Sackers - I almost wish him well.
Demetrius - I agree but I think he's left it far too late.
Sam - we'll probably end up with benign but socially oppressive managerialism, it seems to be where the world is headed.
Stigler - I think you are probably right, although I think the reputation of bankers is one of his small advantages. It doesn't have to sway millions to be worthwhile. But as you say, he seems to be utterly sincere and that is only another small advantage with lots of consequent disadvantages.
James - yes, if he manages to highlight them then that will be healthy.
Roger - it's the Golden Teaspoon Of Righteousness though. The big beasts probably want him to stay around for a while.

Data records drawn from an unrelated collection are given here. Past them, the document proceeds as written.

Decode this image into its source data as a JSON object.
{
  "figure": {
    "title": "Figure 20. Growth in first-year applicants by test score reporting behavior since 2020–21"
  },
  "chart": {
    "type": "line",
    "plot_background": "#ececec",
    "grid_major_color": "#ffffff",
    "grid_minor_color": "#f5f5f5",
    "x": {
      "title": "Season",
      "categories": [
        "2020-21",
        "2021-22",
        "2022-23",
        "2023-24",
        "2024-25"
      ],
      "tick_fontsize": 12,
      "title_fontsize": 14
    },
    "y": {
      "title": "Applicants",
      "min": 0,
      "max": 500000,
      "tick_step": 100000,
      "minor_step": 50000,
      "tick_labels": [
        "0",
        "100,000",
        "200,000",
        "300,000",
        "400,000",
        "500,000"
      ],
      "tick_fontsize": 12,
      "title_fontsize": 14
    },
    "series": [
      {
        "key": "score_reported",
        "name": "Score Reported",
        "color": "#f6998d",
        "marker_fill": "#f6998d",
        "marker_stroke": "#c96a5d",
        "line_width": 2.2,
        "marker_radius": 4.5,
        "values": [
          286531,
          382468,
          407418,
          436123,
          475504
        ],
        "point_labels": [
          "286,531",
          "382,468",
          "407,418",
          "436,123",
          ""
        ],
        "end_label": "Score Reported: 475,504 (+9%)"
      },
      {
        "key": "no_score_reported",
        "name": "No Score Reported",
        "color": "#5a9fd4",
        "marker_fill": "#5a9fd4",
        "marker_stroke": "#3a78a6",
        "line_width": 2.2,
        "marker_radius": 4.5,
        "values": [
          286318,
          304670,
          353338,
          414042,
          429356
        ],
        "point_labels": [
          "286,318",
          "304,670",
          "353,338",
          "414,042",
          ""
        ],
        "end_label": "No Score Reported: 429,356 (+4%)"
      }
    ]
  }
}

An old politician called Corbyn
He won the New Labour love-in,
"Ill nationalise till it comes out of their eyes"
And hope voters will not put the boot in.
Graham - lots more merriment to come I suspect.
I don't think he will even try and play the game, or even acknowledge its existence. I think he will simply be himself and work according to his principles ignoring the bubble-chatter. That's his appeal and that's what he is, and to be honest that's what politics needs.
The sad aspect of the entire sorry situation is that he has such extreme and disasterous left wing views while no similarly principled person seems to exist with ideas and policies that would work in the real world.
Woodsy - I agree and maybe that is a problem with entering the real world. Once other people with differing views and ambitions have to be confronted, appeased and persuaded then the principles begin to wobble, as they must.